Luke Blackmore is a Canadian composer, sound artist, and saxophonist based in Toronto.
His current artistic practice centers around works that explore acoustic and electronic spaces, and he is interested in exploring the connections and divisions between these two sonic environments. Luke’s work seeks to investigate how these boundaries can be exploited, assured, and otherwise manipulated in order to subvert the collective expectations of audiences. His music explores the tenacious relationship between technological innovation and human performance practice.
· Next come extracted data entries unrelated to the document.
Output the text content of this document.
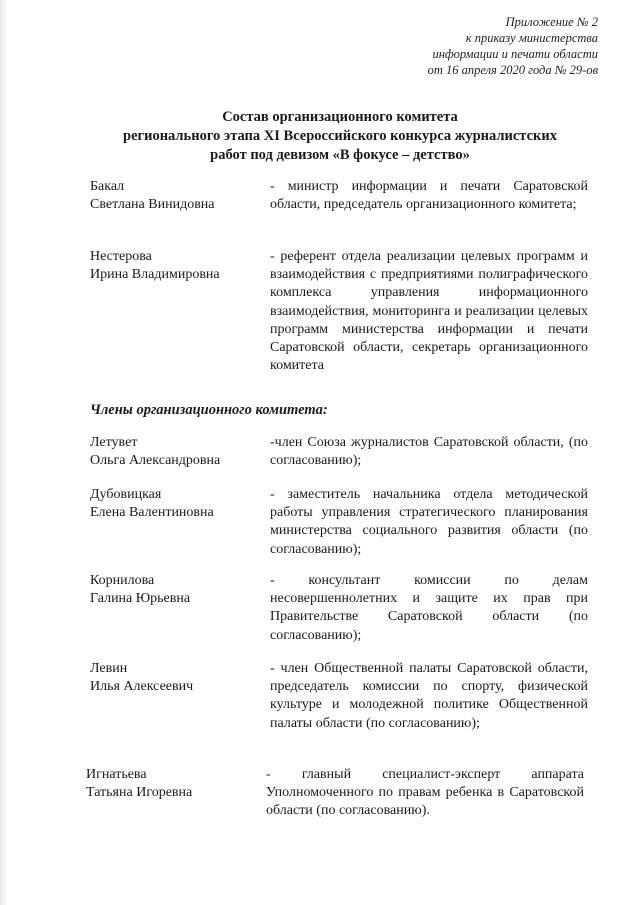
Приложение № 2
к приказу министерства
информации и печати области
от 16 апреля 2020 года № 29-ов
Состав организационного комитета
регионального этапа XI Всероссийского конкурса журналистских
работ под девизом «В фокусе – детство»
Бакал
Светлана Винидовна
- министр информации и печати Саратовской области, председатель организационного комитета;
Нестерова
Ирина Владимировна
- референт отдела реализации целевых программ и взаимодействия с предприятиями полиграфического комплекса управления информационного взаимодействия, мониторинга и реализации целевых программ министерства информации и печати Саратовской области, секретарь организационного комитета
Члены организационного комитета:
Летувет
Ольга Александровна
-член Союза журналистов Саратовской области, (по согласованию);
Дубовицкая
Елена Валентиновна
- заместитель начальника отдела методической работы управления стратегического планирования министерства социального развития области (по согласованию);
Корнилова
Галина Юрьевна
- консультант комиссии по делам несовершеннолетних и защите их прав при Правительстве Саратовской области (по согласованию);
Левин
Илья Алексеевич
- член Общественной палаты Саратовской области, председатель комиссии по спорту, физической культуре и молодежной политике Общественной палаты области (по согласованию);
Игнатьева
Татьяна Игоревна
- главный специалист-эксперт аппарата Уполномоченного по правам ребенка в Саратовской области (по согласованию).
Luke holds degrees from the University of Toronto and Memorial University, and has studied under Gary Kulesha, Kotoka Suzuki, Eliot Britton, and Andrew Staniland, among others. He is currently pursuing his Doctor of Musical Arts degree at the University of Toronto.
Luke is the recipient of numerous awards and commissions, most notably the SSHRC CGS-M grant for his ongoing creative research into computer-controlled instrument systems and two SOCAN Foundation Young Composer Awards. His music has been performed and recorded by multiple performers and ensembles such as the JACK Quartet, the Alkali Collective, Josh Rubin, Ryan Scott, Mark Fewer, and others. Luke’s compositions have been performed from coast-to-coast in Canada and abroad, in venues ranging from dive bars to concert halls.
Nikki Huang is a Taiwanese percussionist based in Toronto, whose work moves fluidly between contemporary performance, storytelling, and interdisciplinary collaboration. She is drawn to music that explores character and narrative, often working across original compositions, jazz vibraphone, children’s musical theatre, and workshop-based practices. Her artistic approach is shaped by a deep interest in collaboration and performance as a shared, imaginative space.
As an active performer, Huang has collaborated with ensembles and artists including Esprit Orchestra, New Music Concerts, Tapestry Opera, Women From Space, The Happenstancers, Coexisdance, and Ensemble Intercontemporain through the ULYSSES Platform for Young Musicians. She was selected as an artist of HappLab 2025, and has held artist residencies at the Banff Centre and the Westben Centre. Huang holds a master’s degree in Percussion Performance from the University of Toronto, where she also worked as a research assistant in the Technology and Performance Integration Lab.